Final analysis — strengths, risks, and what to watch next​

Strengths:
  • The update is proactive on two significant fronts: removing unmaintained kernel driver code and starting the proactive replacement of expiring Secure Boot certificates. Both moves reduce systemic risk in the medium term.
  • Bundling an updated WinSqlite3.dll addresses noisy false positives and improves endpoint scanning fidelity for many security stacks.
Risks:
  • Firmware and OEM variability remain the biggest unknown. Devices that cannot accept KEK/DB updates will lag in the certificate rollout and may need vendor intervention. Test coverage must therefore include representative OEM and firmware diversity.
  • Removing modem drivers creates immediate functional disruption for legacy hardware. Because the drivers are removed from the Windows image, recovering that functionality may require vendor drivers or hardware refreshes — not a simple uninstall/reinstall.
What to watch:
  • OEM advisories and BIOS/UEFI updates over the coming weeks for model-level guidance on certificate enrollment readiness.
  • Microsoft’s Release Health and Security Update Guide for any post-deployment known issues and exact CVE mappings. Cross-check vulnerability counts across multiple trackers before prioritizing.

KB5073724 is not a flashy feature pack — it’s an operational pivot. It closes urgent security holes, removes old kernel code, and begins a carefully staged process to replace expiring Secure Boot certificates that, if left unaddressed, could cause mass disruption later this year.
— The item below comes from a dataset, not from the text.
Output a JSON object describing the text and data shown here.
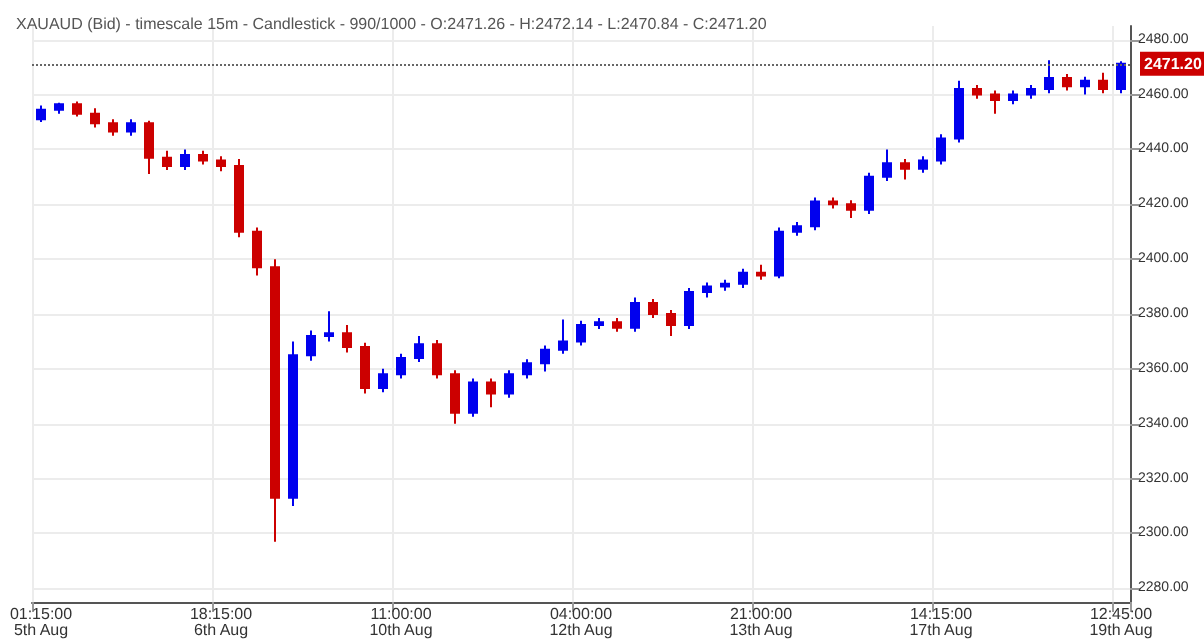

For ESU and LTSC Windows 10 systems, the right approach is simple but deliberate: inventory, coordinate firmware updates, pilot KB5073724 in a targeted ring that reflects your environment’s hardware diversity, validate recovery and BitLocker flows, and then expand the rollout with active monitoring. Installations should be prioritized for externally exposed and high-value systems, but do not ignore the modem-driver and firmware compatibility risks: those will require hands-on remediation or vendor intervention.